Fa discutere il commento del cantante sulla decisione della Fifa di vietare ai giocatori delle nazionali dei mondiali di indossare la fascia a sostegno dei diritti Lgbtq+

foto Fabio Ferrari - LaPresse 15 02 2011 Sanremo IM 61mo festival della canzone italiana Albano Carrisi nella foto: Albano Carrisi photo Fabio Ferrari - LaPresse 15 02 2011 Sanremo IM 61th Festival of Italian Song Albano Carrisi in the photo: Albano Carrisi

I mondiali di calcio in Qatar restano al centro delle cronache internazionali anche per la decisione della Fifa di vietare ai giocatori delle nazionali di indossare la fascia a sostegno dei diritti Lgbtq+. La scelta ha scatenato un’ondata di proteste, ma Al Bano la pensa diversamente: “Ha fatto bene, quando si va in casa di altri bisogna rispettare le regole di quella casa. Se vai in un paese e esistono regole ancestrali, anche se non le condividi le devi rispettate perché sei ospite a casa loro” ha detto il cantautore. 

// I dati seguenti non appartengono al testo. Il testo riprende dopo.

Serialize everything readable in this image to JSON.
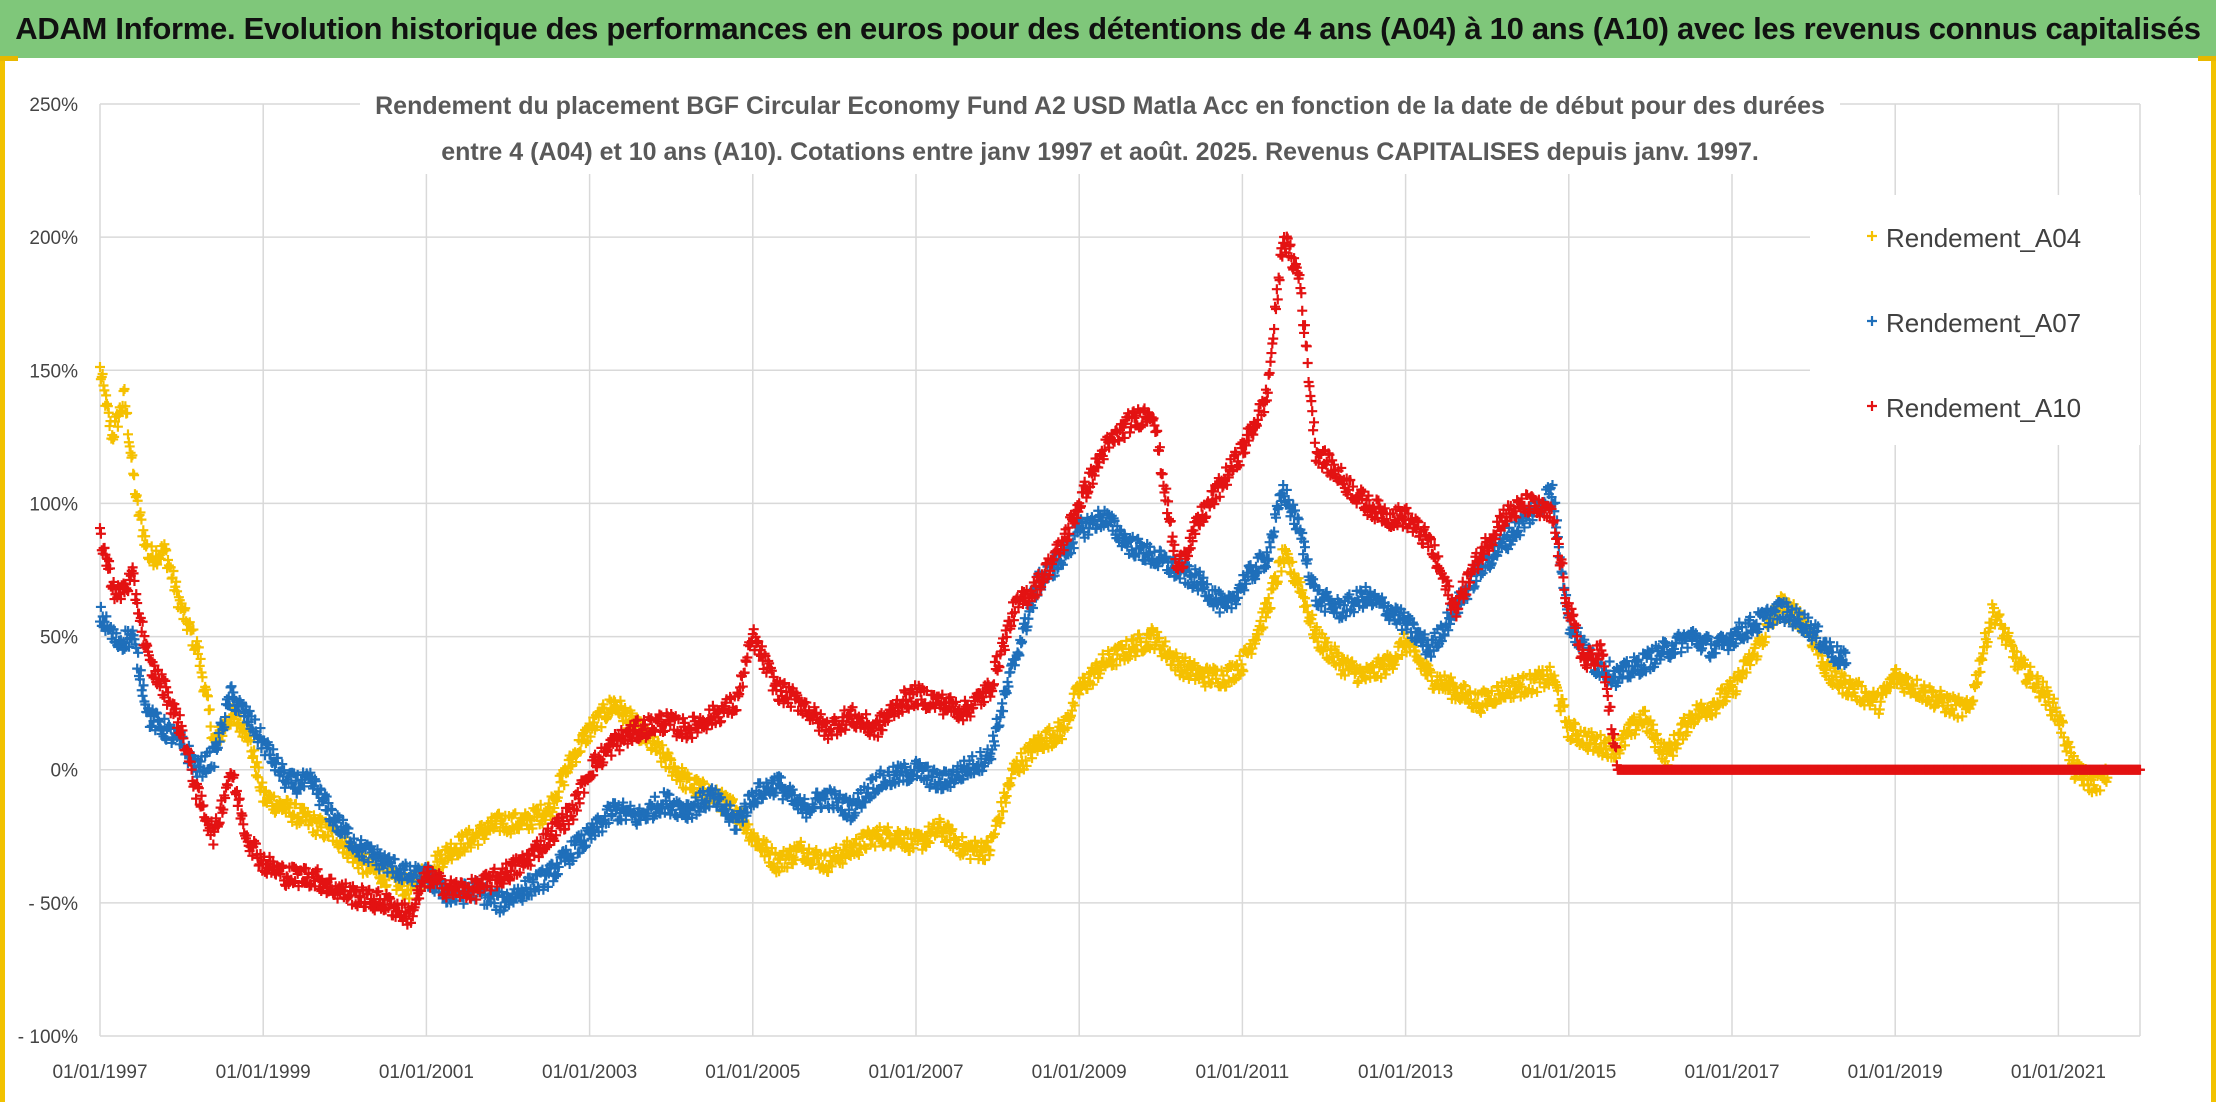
{
  "banner": {
    "title": "ADAM Informe. Evolution historique des performances en euros pour des détentions de 4 ans (A04) à 10 ans (A10) avec les revenus connus capitalisés"
  },
  "chart_data": {
    "type": "scatter",
    "title_line1": "Rendement du placement BGF Circular Economy Fund A2 USD Matla Acc en fonction de la date de début pour des durées",
    "title_line2": "entre 4 (A04) et 10 ans (A10). Cotations entre janv 1997 et août. 2025. Revenus CAPITALISES depuis janv. 1997.",
    "xlabel": "",
    "ylabel": "",
    "y_ticks": [
      "250%",
      "200%",
      "150%",
      "100%",
      "50%",
      "0%",
      "- 50%",
      "- 100%"
    ],
    "y_tick_values": [
      250,
      200,
      150,
      100,
      50,
      0,
      -50,
      -100
    ],
    "x_ticks": [
      "01/01/1997",
      "01/01/1999",
      "01/01/2001",
      "01/01/2003",
      "01/01/2005",
      "01/01/2007",
      "01/01/2009",
      "01/01/2011",
      "01/01/2013",
      "01/01/2015",
      "01/01/2017",
      "01/01/2019",
      "01/01/2021"
    ],
    "x_tick_years": [
      1997,
      1999,
      2001,
      2003,
      2005,
      2007,
      2009,
      2011,
      2013,
      2015,
      2017,
      2019,
      2021
    ],
    "xlim": [
      1997.0,
      2022.0
    ],
    "ylim": [
      -100,
      250
    ],
    "grid": true,
    "legend_position": "right",
    "x_unit": "year",
    "series": [
      {
        "name": "Rendement_A04",
        "color": "#f5c000",
        "points": [
          [
            1997.0,
            150
          ],
          [
            1997.15,
            125
          ],
          [
            1997.3,
            140
          ],
          [
            1997.45,
            100
          ],
          [
            1997.6,
            80
          ],
          [
            1997.8,
            82
          ],
          [
            1998.0,
            60
          ],
          [
            1998.2,
            45
          ],
          [
            1998.4,
            10
          ],
          [
            1998.6,
            20
          ],
          [
            1998.8,
            15
          ],
          [
            1999.0,
            -10
          ],
          [
            1999.3,
            -15
          ],
          [
            1999.6,
            -20
          ],
          [
            1999.9,
            -25
          ],
          [
            2000.2,
            -35
          ],
          [
            2000.5,
            -40
          ],
          [
            2000.8,
            -45
          ],
          [
            2001.0,
            -38
          ],
          [
            2001.3,
            -30
          ],
          [
            2001.6,
            -25
          ],
          [
            2001.9,
            -20
          ],
          [
            2002.2,
            -20
          ],
          [
            2002.5,
            -15
          ],
          [
            2002.8,
            5
          ],
          [
            2003.0,
            15
          ],
          [
            2003.3,
            25
          ],
          [
            2003.6,
            15
          ],
          [
            2003.9,
            5
          ],
          [
            2004.2,
            -5
          ],
          [
            2004.5,
            -10
          ],
          [
            2004.8,
            -15
          ],
          [
            2005.0,
            -25
          ],
          [
            2005.3,
            -35
          ],
          [
            2005.6,
            -30
          ],
          [
            2005.9,
            -35
          ],
          [
            2006.2,
            -30
          ],
          [
            2006.5,
            -25
          ],
          [
            2006.8,
            -25
          ],
          [
            2007.0,
            -28
          ],
          [
            2007.3,
            -22
          ],
          [
            2007.6,
            -30
          ],
          [
            2007.9,
            -30
          ],
          [
            2008.2,
            0
          ],
          [
            2008.5,
            10
          ],
          [
            2008.8,
            15
          ],
          [
            2009.0,
            30
          ],
          [
            2009.3,
            40
          ],
          [
            2009.6,
            45
          ],
          [
            2009.9,
            50
          ],
          [
            2010.2,
            40
          ],
          [
            2010.5,
            35
          ],
          [
            2010.8,
            35
          ],
          [
            2011.0,
            40
          ],
          [
            2011.3,
            60
          ],
          [
            2011.5,
            80
          ],
          [
            2011.7,
            70
          ],
          [
            2011.9,
            50
          ],
          [
            2012.2,
            40
          ],
          [
            2012.5,
            35
          ],
          [
            2012.8,
            40
          ],
          [
            2013.0,
            48
          ],
          [
            2013.3,
            35
          ],
          [
            2013.6,
            30
          ],
          [
            2013.9,
            25
          ],
          [
            2014.2,
            30
          ],
          [
            2014.5,
            32
          ],
          [
            2014.8,
            35
          ],
          [
            2015.0,
            15
          ],
          [
            2015.3,
            10
          ],
          [
            2015.6,
            8
          ],
          [
            2015.9,
            20
          ],
          [
            2016.2,
            5
          ],
          [
            2016.5,
            20
          ],
          [
            2016.8,
            25
          ],
          [
            2017.0,
            30
          ],
          [
            2017.3,
            45
          ],
          [
            2017.6,
            62
          ],
          [
            2017.9,
            55
          ],
          [
            2018.2,
            35
          ],
          [
            2018.5,
            30
          ],
          [
            2018.8,
            25
          ],
          [
            2019.0,
            35
          ],
          [
            2019.3,
            30
          ],
          [
            2019.6,
            25
          ],
          [
            2019.9,
            22
          ],
          [
            2020.2,
            60
          ],
          [
            2020.5,
            40
          ],
          [
            2020.8,
            30
          ],
          [
            2021.0,
            20
          ],
          [
            2021.2,
            0
          ],
          [
            2021.4,
            -5
          ],
          [
            2021.6,
            -3
          ]
        ]
      },
      {
        "name": "Rendement_A07",
        "color": "#1f6fba",
        "points": [
          [
            1997.0,
            58
          ],
          [
            1997.2,
            48
          ],
          [
            1997.4,
            50
          ],
          [
            1997.6,
            20
          ],
          [
            1997.8,
            15
          ],
          [
            1998.0,
            10
          ],
          [
            1998.2,
            0
          ],
          [
            1998.4,
            5
          ],
          [
            1998.6,
            28
          ],
          [
            1998.8,
            20
          ],
          [
            1999.0,
            10
          ],
          [
            1999.3,
            -5
          ],
          [
            1999.6,
            -5
          ],
          [
            1999.9,
            -20
          ],
          [
            2000.2,
            -30
          ],
          [
            2000.5,
            -35
          ],
          [
            2000.8,
            -40
          ],
          [
            2001.0,
            -40
          ],
          [
            2001.3,
            -48
          ],
          [
            2001.6,
            -45
          ],
          [
            2001.9,
            -50
          ],
          [
            2002.2,
            -45
          ],
          [
            2002.5,
            -40
          ],
          [
            2002.8,
            -30
          ],
          [
            2003.0,
            -25
          ],
          [
            2003.3,
            -15
          ],
          [
            2003.6,
            -18
          ],
          [
            2003.9,
            -12
          ],
          [
            2004.2,
            -15
          ],
          [
            2004.5,
            -10
          ],
          [
            2004.8,
            -20
          ],
          [
            2005.0,
            -10
          ],
          [
            2005.3,
            -5
          ],
          [
            2005.6,
            -15
          ],
          [
            2005.9,
            -10
          ],
          [
            2006.2,
            -15
          ],
          [
            2006.5,
            -5
          ],
          [
            2006.8,
            -2
          ],
          [
            2007.0,
            0
          ],
          [
            2007.3,
            -5
          ],
          [
            2007.6,
            0
          ],
          [
            2007.9,
            5
          ],
          [
            2008.2,
            40
          ],
          [
            2008.5,
            70
          ],
          [
            2008.8,
            80
          ],
          [
            2009.0,
            90
          ],
          [
            2009.3,
            95
          ],
          [
            2009.6,
            85
          ],
          [
            2009.9,
            80
          ],
          [
            2010.2,
            75
          ],
          [
            2010.5,
            70
          ],
          [
            2010.8,
            60
          ],
          [
            2011.0,
            70
          ],
          [
            2011.3,
            80
          ],
          [
            2011.5,
            105
          ],
          [
            2011.7,
            90
          ],
          [
            2011.9,
            65
          ],
          [
            2012.2,
            60
          ],
          [
            2012.5,
            65
          ],
          [
            2012.8,
            60
          ],
          [
            2013.0,
            55
          ],
          [
            2013.3,
            45
          ],
          [
            2013.6,
            60
          ],
          [
            2013.9,
            75
          ],
          [
            2014.2,
            85
          ],
          [
            2014.5,
            95
          ],
          [
            2014.8,
            105
          ],
          [
            2015.0,
            55
          ],
          [
            2015.3,
            40
          ],
          [
            2015.6,
            35
          ],
          [
            2015.9,
            40
          ],
          [
            2016.2,
            45
          ],
          [
            2016.5,
            50
          ],
          [
            2016.8,
            45
          ],
          [
            2017.0,
            50
          ],
          [
            2017.3,
            55
          ],
          [
            2017.6,
            60
          ],
          [
            2017.9,
            55
          ],
          [
            2018.2,
            45
          ],
          [
            2018.4,
            40
          ]
        ]
      },
      {
        "name": "Rendement_A10",
        "color": "#e31212",
        "points": [
          [
            1997.0,
            88
          ],
          [
            1997.2,
            65
          ],
          [
            1997.4,
            72
          ],
          [
            1997.6,
            40
          ],
          [
            1997.8,
            30
          ],
          [
            1998.0,
            15
          ],
          [
            1998.2,
            -10
          ],
          [
            1998.4,
            -25
          ],
          [
            1998.6,
            0
          ],
          [
            1998.8,
            -25
          ],
          [
            1999.0,
            -35
          ],
          [
            1999.3,
            -40
          ],
          [
            1999.6,
            -40
          ],
          [
            1999.9,
            -45
          ],
          [
            2000.2,
            -48
          ],
          [
            2000.5,
            -50
          ],
          [
            2000.8,
            -55
          ],
          [
            2001.0,
            -40
          ],
          [
            2001.3,
            -45
          ],
          [
            2001.6,
            -45
          ],
          [
            2001.9,
            -40
          ],
          [
            2002.2,
            -35
          ],
          [
            2002.5,
            -25
          ],
          [
            2002.8,
            -15
          ],
          [
            2003.0,
            0
          ],
          [
            2003.3,
            10
          ],
          [
            2003.6,
            15
          ],
          [
            2003.9,
            18
          ],
          [
            2004.2,
            15
          ],
          [
            2004.5,
            20
          ],
          [
            2004.8,
            25
          ],
          [
            2005.0,
            50
          ],
          [
            2005.3,
            30
          ],
          [
            2005.6,
            25
          ],
          [
            2005.9,
            15
          ],
          [
            2006.2,
            20
          ],
          [
            2006.5,
            15
          ],
          [
            2006.8,
            25
          ],
          [
            2007.0,
            28
          ],
          [
            2007.3,
            25
          ],
          [
            2007.6,
            22
          ],
          [
            2007.9,
            30
          ],
          [
            2008.2,
            60
          ],
          [
            2008.5,
            70
          ],
          [
            2008.8,
            85
          ],
          [
            2009.0,
            100
          ],
          [
            2009.3,
            120
          ],
          [
            2009.6,
            130
          ],
          [
            2009.9,
            135
          ],
          [
            2010.2,
            75
          ],
          [
            2010.5,
            95
          ],
          [
            2010.8,
            110
          ],
          [
            2011.0,
            120
          ],
          [
            2011.3,
            140
          ],
          [
            2011.5,
            200
          ],
          [
            2011.7,
            185
          ],
          [
            2011.9,
            120
          ],
          [
            2012.2,
            110
          ],
          [
            2012.5,
            100
          ],
          [
            2012.8,
            95
          ],
          [
            2013.0,
            95
          ],
          [
            2013.3,
            85
          ],
          [
            2013.6,
            60
          ],
          [
            2013.9,
            80
          ],
          [
            2014.2,
            95
          ],
          [
            2014.5,
            100
          ],
          [
            2014.8,
            95
          ],
          [
            2015.0,
            60
          ],
          [
            2015.2,
            40
          ],
          [
            2015.4,
            45
          ],
          [
            2015.6,
            0
          ],
          [
            2016.0,
            0
          ],
          [
            2017.0,
            0
          ],
          [
            2018.0,
            0
          ],
          [
            2019.0,
            0
          ],
          [
            2020.0,
            0
          ],
          [
            2021.0,
            0
          ],
          [
            2022.0,
            0
          ]
        ]
      }
    ]
  }
}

“Bisogna nascere in quel paesi per capirne la mentalità, questo ci serva di lezione perché non bisogna mai dimenticare quanto siamo fortunati a vivere in Italia, nonostante tutto. Io ragiono da uomo fortunato perché sono nato in un paese dove la libertà sfocia spesso nel libertinaggio” ha aggiunto ironico il cantante, “e questo non è una cosa positiva”.

Quanto alla Russia nell’occhio del ciclone per aver approvato la legge contro la propaganda Lgbt: ”Lo fa come forma di difesa contro la Nato” il suo commento, “non dimentichiamoci che Putin era un grande amante di tutto ciò che è Occidente e lo stavano premiando con il Nobel per la pace”. Al Bano, che in passato è stato amico di Putin e che ha fatto molti concerti in Russia prima della guerra contro l’Ucrania, ha poi affermato: “La rivista ‘Time’ lo aveva definito (Putin, ndr) ‘l’uomo dell’anno’. Bisogna agire attraverso la diplomazia, basta con le guerre. Bisogna lottare con la forza delle parole, non con quella delle armi. Ci vorrebbe una legge mondiale che dica: ‘da ora in poi ‘no war'”. Le dichiarazioni di Al Bano hanno acceso il dibattito sui social, animato dagli utenti che hanno espresso il loro totale disaccordo sulle sue affermazioni.